The CBA is charging 7.5 per cent facilitation fee for its mobile loans that are repayable in a month, meaning the annualized effective rate for the credit facility stands at a whopping 90 per cent.

It has, however, argued that such extrapolation is not possible because M-Shwari loans must be paid within a month.

The CBK also declined to pronounce itself on the banks’ reclassification of customer savings accounts to non-interest earning current accounts to avoid rewarding interest to savers.

Kimani Ichung’wa, Member of Parliament for Kikuyu, said the National Assembly will consider further amendments to the Banking Act to close the loopholes that are being used to escape the new law and to regulate deposits from government agencies held by banks.

“Let the banks know that if they get creative with hidden costs we will also be more innovative to protect the public against their insatiable greed for higher profits through stiffer legislation to cover all areas,” said Mr Kimani.
Interest Rates Advisory Centre (IRAC) said it was not the first time banks had got into trouble for varying their fees without following the law.

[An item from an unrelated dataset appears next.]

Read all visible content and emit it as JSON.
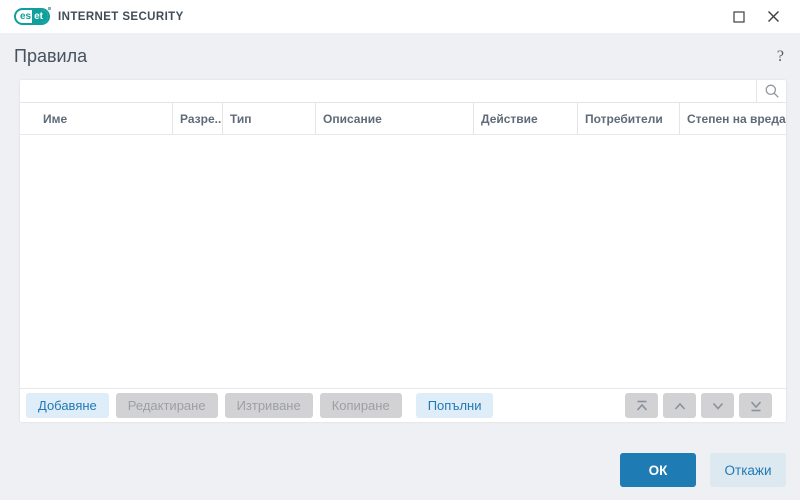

“Illegal and un-approved bank charges have been with us for years and we expected banks to resort to it in an effort to defeat interest rate caps,” said IRAC in a statement even as it criticised the CBK for giving banks the freedom to operate with impunity.

Separately, the Central Bank said it expected banks to cap their lending rates at 14 per cent from yesterday following a drop in the base rate announced on Tuesday.

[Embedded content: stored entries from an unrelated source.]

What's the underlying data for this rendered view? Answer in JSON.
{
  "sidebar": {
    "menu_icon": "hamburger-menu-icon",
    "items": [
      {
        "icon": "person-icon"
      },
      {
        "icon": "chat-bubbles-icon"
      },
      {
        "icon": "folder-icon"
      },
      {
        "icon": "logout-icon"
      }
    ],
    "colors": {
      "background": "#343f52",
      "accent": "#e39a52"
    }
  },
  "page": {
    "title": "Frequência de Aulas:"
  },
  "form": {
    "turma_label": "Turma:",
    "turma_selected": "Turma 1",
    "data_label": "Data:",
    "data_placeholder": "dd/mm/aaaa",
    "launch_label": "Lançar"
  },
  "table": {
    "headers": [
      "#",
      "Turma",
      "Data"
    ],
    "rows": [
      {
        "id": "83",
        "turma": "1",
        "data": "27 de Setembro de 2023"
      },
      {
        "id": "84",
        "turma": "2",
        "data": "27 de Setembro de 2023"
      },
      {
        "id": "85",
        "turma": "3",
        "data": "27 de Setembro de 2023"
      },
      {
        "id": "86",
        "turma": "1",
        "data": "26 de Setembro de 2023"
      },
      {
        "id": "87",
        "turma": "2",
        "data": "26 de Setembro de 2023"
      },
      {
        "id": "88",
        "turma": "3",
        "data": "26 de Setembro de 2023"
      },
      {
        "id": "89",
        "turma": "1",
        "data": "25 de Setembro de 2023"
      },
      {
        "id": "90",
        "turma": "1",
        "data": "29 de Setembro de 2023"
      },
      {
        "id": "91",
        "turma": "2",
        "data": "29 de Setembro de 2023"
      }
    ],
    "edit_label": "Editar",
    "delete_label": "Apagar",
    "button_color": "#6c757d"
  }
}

Some of the banks said they had already lowered their rates to 14 per cent from the 14.5 per cent rate that took effect a week earlier.

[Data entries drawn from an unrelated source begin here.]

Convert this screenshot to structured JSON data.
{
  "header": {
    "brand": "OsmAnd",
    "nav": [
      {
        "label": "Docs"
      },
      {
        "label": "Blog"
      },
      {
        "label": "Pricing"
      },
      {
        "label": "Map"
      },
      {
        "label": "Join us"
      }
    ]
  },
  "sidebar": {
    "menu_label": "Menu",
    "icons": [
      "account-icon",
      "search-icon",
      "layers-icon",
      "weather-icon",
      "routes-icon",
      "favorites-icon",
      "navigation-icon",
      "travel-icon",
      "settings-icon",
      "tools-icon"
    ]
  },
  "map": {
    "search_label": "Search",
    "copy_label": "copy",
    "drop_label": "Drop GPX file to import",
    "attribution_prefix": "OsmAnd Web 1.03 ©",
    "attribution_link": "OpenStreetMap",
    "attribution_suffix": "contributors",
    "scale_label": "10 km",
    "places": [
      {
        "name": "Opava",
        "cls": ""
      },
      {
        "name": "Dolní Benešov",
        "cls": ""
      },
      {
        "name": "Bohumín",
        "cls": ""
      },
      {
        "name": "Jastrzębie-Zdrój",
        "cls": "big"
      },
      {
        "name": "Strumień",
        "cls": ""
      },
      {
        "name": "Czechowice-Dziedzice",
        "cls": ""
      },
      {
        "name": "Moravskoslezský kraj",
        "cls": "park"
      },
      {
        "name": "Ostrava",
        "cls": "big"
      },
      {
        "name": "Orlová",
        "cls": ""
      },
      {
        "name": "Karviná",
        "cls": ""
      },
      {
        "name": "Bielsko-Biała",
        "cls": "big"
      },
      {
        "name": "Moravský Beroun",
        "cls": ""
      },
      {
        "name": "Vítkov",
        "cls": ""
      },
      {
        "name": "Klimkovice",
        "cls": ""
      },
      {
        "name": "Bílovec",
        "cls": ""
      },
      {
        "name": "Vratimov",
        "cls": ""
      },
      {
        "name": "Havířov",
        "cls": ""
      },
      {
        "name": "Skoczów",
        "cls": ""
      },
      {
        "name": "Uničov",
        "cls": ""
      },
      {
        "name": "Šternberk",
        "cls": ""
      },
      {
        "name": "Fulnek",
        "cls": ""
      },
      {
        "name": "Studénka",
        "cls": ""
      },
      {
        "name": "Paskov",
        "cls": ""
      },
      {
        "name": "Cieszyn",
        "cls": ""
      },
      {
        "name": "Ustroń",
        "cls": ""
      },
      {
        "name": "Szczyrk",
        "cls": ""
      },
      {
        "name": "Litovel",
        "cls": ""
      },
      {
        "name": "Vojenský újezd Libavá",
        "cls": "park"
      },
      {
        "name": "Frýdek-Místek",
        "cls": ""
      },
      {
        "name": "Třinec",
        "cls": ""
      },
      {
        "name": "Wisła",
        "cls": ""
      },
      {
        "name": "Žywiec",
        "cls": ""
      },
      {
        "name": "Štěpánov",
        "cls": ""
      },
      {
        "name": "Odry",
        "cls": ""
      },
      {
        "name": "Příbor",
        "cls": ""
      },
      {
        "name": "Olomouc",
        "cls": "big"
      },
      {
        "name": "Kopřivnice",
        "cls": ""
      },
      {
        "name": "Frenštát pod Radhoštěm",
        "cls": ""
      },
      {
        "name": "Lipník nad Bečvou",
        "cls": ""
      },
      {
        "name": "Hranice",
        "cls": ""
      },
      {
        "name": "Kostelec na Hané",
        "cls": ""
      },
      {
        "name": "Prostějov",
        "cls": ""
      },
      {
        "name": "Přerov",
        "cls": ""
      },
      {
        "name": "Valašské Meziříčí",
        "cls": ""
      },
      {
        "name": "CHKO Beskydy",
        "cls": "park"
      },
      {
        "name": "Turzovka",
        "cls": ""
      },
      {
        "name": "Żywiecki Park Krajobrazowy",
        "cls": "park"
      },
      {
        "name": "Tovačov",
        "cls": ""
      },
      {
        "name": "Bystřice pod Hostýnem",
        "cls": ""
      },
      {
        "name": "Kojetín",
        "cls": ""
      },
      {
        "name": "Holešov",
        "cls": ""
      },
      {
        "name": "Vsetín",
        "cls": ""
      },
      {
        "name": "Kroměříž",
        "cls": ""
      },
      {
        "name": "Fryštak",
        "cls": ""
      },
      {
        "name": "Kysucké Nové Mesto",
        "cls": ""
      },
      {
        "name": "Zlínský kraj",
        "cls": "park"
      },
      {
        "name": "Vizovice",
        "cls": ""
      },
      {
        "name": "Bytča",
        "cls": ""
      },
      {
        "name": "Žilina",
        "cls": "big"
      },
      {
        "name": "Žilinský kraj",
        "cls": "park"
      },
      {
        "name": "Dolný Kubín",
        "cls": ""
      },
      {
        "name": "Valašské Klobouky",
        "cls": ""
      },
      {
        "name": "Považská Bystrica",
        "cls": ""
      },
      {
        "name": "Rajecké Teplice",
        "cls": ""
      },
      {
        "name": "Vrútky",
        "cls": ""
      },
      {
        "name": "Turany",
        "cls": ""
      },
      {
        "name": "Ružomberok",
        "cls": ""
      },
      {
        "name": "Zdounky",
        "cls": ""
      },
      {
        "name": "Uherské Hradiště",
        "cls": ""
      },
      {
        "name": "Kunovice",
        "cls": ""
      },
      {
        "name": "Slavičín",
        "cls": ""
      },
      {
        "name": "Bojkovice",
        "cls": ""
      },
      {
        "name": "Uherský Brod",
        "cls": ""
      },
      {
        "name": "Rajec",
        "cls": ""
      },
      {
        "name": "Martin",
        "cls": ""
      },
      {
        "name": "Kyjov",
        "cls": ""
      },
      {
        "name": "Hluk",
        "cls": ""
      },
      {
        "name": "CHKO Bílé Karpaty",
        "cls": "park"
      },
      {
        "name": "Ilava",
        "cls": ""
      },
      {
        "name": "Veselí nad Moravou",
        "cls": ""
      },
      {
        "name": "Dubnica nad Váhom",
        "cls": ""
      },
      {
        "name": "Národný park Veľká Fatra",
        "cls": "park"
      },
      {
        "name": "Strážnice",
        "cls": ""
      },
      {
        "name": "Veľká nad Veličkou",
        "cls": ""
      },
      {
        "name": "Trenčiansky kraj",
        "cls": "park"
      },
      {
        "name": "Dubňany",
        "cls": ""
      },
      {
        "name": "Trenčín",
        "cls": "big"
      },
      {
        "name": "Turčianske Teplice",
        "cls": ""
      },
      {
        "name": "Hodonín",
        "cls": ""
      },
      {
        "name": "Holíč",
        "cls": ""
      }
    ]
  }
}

The CBK said the interest caps had complicated the Monetary Policy Committee’s (MPC) decision making process, having turned the CBR from being the signal it was to a peg.

The MPC decided to cut the CBR in an effort to stimulate lending following a slowdown in credit growth. The cut could, however, result in banks deciding to lock out presumed risky borrowers from the credit market ultimately negating the purpose of the decision.

Credit to the private sector grew by seven per cent in July compared to a similar period last year or lower than the 15.3 per cent target the CBK had set to support economic growth.

The CBK said the slowdown could be attributed to error in the data submitted by banks or companies getting other sources of funds such as foreign funding.

Non-performing loans, however, continued to rise, hitting 9.3 per cent of the industry loan book up from 8.4 per cent in June and 5.7 per cent in December, underlining the tough economic environment.

High cost of credit had been cited as a major hindrance to new borrowing and a contributor to continued pile-up of bad loans, but the MPC meeting is seen to have come too soon to assess the impact of the recent drop in the cost of credit with interest rate caps.

It is hoped that the capping of interest rates would reignite borrowing and drive economic growth.

Questions have been raised on why CBK opted to use the CBR as the base rate given it is set in a boardroom meeting held every two months and not the Kenya Banks Reference Rate (KBRR), which is consistent for six months and inclusive of external factors such as government borrowing.

Dr Njoroge also declined to comment on the matter, stating it was an issue before the courts.

Activist Okiya Omtatah went to court challenging banks decision to apply the CBR as the base rate arguing they ought to use the KBRR. The case was filed in court at a time when CBK had kept mum over the base rate to be used.

It has since issued a directive that CBR will be the base rate as it is anchored in law unlike KBRR which was created by the banking sector to repulse previous attempts to cap interest rates.